The amendment to the Act on Strengthening Industrial Competitiveness represents a significant change in Japan’s policy, as it now allows venture capital firms to invest in projects that exclusively issue cryptocurrencies. Hiro Kunimitsu, the founder and CEO of Gumi Inc., a Japanese game development firm with its blockchain investment fund, gumi Cryptos Capital, emphasized the importance of this development. He noted that Japanese crypto projects were previously forced to seek funding from foreign venture capitalists, which presented numerous obstacles. The ability of Japanese venture capitalists to invest in crypto assets is expected to create significant opportunities for the growing web3 startup scene in Japan.
This decision is part of Prime Minister Fumio Kishida’s “new capitalism” policy, which aims to cultivate Japan’s web3 industry. It follows the cabinet’s approval in December of a revision to the tax regime, which could exempt companies from paying taxes on unrealized profits from cryptocurrencies.
Furthermore, the revision to the Industrial Competitiveness Enhancement Act, which was previously approved, aims to foster new business creation and encourage investment in the industry. This aligns with Japan’s broader strategy to strengthen the country’s economic drivers, with a focus on supporting medium-sized companies and startups.
This legislative change, currently awaiting deliberation in the legislative body, could have a significant impact on how venture capital operates within the web3 domain in Japan, potentially setting a precedent for other countries to follow.

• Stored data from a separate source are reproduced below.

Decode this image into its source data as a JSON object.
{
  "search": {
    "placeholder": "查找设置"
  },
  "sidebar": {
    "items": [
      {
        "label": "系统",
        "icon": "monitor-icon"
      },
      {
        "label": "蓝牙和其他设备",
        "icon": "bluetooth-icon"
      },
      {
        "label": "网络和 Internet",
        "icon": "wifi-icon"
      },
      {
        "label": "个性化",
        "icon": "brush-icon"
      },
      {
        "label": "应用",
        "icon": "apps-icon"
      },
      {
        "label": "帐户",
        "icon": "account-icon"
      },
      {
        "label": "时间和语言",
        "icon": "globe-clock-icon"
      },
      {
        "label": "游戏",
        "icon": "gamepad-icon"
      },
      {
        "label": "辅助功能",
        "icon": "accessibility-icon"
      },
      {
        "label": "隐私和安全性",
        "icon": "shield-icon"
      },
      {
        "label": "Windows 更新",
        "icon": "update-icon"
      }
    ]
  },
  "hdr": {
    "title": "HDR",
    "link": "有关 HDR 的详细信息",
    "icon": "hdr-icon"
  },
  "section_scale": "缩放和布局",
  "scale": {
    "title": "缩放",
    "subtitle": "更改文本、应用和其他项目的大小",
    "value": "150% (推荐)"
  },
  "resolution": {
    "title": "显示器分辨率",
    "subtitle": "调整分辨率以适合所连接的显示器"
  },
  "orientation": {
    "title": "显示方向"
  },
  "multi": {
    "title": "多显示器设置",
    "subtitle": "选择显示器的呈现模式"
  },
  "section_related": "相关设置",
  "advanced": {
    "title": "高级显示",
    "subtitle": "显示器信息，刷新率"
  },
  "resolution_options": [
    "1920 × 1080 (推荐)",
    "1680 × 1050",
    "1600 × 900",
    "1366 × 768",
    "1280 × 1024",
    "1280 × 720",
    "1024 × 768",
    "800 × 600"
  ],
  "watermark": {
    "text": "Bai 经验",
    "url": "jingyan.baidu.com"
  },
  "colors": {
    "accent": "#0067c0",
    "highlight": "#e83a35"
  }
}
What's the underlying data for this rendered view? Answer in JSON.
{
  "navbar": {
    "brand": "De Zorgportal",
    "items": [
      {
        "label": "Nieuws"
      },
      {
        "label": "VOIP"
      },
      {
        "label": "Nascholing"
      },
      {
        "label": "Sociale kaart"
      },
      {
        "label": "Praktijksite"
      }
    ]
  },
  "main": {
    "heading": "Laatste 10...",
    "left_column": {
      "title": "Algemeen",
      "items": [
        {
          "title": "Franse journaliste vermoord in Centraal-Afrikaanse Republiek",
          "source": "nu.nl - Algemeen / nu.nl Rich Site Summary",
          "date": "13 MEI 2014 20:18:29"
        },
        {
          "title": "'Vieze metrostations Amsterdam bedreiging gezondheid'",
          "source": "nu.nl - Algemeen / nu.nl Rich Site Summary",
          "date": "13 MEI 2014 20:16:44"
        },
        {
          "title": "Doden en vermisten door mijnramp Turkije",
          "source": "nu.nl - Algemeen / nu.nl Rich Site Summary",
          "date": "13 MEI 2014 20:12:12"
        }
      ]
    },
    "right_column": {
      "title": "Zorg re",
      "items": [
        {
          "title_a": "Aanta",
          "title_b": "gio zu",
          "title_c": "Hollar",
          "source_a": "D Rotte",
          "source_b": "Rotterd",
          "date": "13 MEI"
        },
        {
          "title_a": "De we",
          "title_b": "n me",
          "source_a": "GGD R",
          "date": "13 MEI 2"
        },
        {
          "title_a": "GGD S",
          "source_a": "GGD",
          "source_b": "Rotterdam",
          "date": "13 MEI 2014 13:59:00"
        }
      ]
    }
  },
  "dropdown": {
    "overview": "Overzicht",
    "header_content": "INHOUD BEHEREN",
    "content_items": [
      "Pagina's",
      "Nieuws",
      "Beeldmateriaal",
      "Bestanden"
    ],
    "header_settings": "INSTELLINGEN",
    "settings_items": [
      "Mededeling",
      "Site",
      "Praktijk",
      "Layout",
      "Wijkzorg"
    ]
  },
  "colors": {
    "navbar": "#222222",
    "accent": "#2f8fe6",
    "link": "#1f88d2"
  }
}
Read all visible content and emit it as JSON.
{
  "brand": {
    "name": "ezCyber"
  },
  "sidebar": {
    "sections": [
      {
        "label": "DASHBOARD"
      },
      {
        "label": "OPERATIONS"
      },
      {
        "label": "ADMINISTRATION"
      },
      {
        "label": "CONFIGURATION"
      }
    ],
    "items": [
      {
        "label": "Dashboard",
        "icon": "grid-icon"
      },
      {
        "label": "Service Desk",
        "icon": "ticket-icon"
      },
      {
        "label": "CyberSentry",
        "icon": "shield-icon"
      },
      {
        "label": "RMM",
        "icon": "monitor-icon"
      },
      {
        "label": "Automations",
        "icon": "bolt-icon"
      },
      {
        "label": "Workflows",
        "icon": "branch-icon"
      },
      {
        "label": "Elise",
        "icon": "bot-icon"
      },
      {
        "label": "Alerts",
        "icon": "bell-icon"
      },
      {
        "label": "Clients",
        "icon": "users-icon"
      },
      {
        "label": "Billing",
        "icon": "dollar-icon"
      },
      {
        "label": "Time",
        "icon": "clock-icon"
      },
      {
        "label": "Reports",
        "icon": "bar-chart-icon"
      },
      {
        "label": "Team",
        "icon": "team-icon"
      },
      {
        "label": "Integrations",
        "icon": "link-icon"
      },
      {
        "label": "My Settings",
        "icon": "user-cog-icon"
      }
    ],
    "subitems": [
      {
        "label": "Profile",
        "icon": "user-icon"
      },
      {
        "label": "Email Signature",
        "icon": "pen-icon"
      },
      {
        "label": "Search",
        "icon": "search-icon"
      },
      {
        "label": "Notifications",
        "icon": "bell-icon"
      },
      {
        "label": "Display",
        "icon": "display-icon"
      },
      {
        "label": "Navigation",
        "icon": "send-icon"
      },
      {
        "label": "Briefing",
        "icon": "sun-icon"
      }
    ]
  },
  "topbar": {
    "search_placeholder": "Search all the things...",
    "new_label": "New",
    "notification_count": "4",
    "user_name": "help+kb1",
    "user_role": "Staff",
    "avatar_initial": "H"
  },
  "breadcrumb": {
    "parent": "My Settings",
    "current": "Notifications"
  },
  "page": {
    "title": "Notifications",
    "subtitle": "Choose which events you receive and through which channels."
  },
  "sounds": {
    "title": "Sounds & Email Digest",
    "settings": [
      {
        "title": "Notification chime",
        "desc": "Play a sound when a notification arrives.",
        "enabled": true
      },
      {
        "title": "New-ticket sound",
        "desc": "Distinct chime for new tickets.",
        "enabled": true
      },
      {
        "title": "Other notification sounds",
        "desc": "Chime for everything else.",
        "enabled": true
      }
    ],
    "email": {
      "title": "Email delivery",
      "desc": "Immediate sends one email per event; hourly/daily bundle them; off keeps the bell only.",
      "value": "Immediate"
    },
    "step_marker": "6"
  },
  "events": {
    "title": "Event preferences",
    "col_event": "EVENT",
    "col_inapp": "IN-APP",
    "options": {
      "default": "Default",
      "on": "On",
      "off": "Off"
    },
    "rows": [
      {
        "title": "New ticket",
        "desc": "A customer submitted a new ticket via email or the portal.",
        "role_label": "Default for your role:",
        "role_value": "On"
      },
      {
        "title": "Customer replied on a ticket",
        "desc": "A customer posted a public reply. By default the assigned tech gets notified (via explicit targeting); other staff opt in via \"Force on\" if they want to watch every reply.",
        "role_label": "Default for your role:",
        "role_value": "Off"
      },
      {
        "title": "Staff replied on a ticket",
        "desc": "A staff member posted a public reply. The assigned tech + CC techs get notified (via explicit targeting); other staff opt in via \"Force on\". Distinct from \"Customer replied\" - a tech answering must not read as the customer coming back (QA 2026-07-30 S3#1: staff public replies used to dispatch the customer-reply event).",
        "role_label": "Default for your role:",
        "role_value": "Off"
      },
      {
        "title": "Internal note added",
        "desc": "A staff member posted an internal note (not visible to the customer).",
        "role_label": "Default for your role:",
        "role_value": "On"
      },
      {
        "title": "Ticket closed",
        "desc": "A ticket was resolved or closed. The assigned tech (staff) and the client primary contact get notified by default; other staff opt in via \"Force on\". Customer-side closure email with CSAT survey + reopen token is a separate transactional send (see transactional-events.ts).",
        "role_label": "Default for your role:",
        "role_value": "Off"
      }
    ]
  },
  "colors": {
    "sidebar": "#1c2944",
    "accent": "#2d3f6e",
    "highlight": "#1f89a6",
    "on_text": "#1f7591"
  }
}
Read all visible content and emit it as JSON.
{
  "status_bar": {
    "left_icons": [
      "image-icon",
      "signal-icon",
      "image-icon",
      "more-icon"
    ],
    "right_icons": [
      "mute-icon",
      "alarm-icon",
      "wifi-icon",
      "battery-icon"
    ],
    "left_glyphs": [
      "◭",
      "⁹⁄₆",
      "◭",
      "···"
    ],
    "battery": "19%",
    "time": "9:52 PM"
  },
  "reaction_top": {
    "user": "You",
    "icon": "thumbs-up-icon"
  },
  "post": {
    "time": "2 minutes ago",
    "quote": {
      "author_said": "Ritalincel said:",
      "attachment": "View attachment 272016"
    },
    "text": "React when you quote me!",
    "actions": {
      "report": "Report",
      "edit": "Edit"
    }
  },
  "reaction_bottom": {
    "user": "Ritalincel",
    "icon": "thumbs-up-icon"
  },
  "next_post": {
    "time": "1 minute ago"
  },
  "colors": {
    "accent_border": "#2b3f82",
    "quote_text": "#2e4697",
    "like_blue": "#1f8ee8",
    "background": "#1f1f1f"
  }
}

The timing of this decision is noteworthy, as it comes shortly after the Financial Services Agency (FSA), Japan’s top financial regulator, proposed measures to protect users from unlawful transfers involving cryptocurrencies. In response, the FSA and the National Policing Agency (NPA) are urging banks to enhance user protection measures. To achieve this, both agencies are implementing various initiatives, including mandating banks to intensify their surveillance of suspicious transactions heading towards cryptocurrency exchange providers.